Bei verständiger Würdigung des objektiven Erklärungswertes der verwendeten Begriffe und unter Berücksichtigung des übrigen Inhalts seien die Gebührenbescheide im zu entscheidenden Fall nur so zu verstehen, daß eine Jahresgebührenvorauszahlung für die Inanspruchnahme des Wasserwerkes bezogen auf die jeweils angegebenen zeitliche Periode festgesetzt werde. In diesem Sinne habe der Kläger als Adressat der beiden Bescheide diese auch verstanden und jeweils den gesetzlich vorgesehenen Rechtsbehelf eingelegt. Es sei ferner nicht erkennbar, daß die äußere Form der Gebührenbescheide geeignet sei, einen Irrtum dahin zu erwecken, daß diese von einem privatrechtlich organisierten Wasserwerk erstellt worden seien. Aus der Absenderangabe auf dem Bescheid ergebe sich eindeutig, daß die Gebührenbescheide von der Stadt erlassen worden seien. Die werde auch durch die Widerspruchsbescheide bestätigt, in denen ausdrücklich vom Widerspruch "gegen meinen Bescheid" die Rede sei. Gegen eine öffentlich-rechtliche Regelung spreche schließlich nicht die in den Bescheiden vorgenommene Festsetzung der Umsatzsteuer. Denn die Gemeinde könne die Umsatzsteuer den Gebührenpflichtigen auferlegen, soweit die Umsätze ihrer Einrichtung der Umsatzsteuerpflicht unterliegen würden.

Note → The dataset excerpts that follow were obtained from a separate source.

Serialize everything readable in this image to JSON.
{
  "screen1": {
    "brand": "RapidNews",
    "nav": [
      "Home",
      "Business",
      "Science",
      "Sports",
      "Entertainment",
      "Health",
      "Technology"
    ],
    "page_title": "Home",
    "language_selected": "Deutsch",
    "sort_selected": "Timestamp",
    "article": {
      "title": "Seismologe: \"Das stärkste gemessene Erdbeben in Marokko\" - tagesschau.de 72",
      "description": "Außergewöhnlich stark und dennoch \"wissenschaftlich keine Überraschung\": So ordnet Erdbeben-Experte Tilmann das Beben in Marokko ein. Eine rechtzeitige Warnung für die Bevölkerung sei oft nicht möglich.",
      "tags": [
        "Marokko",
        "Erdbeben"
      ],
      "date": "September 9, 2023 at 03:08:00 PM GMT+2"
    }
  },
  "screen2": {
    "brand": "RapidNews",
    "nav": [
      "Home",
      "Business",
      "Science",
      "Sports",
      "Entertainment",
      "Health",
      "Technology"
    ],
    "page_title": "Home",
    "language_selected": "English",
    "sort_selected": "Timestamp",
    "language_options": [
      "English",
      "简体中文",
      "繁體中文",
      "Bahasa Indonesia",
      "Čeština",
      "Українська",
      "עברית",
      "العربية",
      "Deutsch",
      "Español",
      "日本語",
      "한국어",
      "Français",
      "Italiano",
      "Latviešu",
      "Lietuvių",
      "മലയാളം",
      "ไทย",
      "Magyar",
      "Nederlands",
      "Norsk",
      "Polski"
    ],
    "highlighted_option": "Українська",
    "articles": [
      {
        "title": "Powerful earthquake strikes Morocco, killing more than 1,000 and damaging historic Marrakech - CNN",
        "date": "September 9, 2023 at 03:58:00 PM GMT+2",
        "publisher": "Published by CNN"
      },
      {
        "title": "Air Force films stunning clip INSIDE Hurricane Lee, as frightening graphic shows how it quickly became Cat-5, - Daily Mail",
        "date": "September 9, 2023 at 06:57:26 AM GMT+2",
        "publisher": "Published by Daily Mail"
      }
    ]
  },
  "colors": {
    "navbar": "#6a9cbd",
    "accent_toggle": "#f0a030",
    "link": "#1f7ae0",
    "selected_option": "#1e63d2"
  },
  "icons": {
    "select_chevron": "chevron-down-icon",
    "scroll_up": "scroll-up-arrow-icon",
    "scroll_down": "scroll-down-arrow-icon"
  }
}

Die Geschäftsstelle weist ergänzend auf folgendes hin: Mit dem Urteil des OVG NRW vom 23. August 2001 (Az.: 9 A 5592/00) wird deutlich, daß ein Gebührenbescheid lediglich in besonderen Ausnahmefällen nichtig ist. Gleichwohl empfiehlt die Geschäftsstelle auf einem Schreiben, welches ein Gebührenbescheid sein soll, auch deutlich lesbar das Wort "Gebührenbescheid" anzubringen und textlich klarzustellen, daß eine Gebühr auf der Grundlage einer namentlich genannten Gebührensatzung erhoben wird.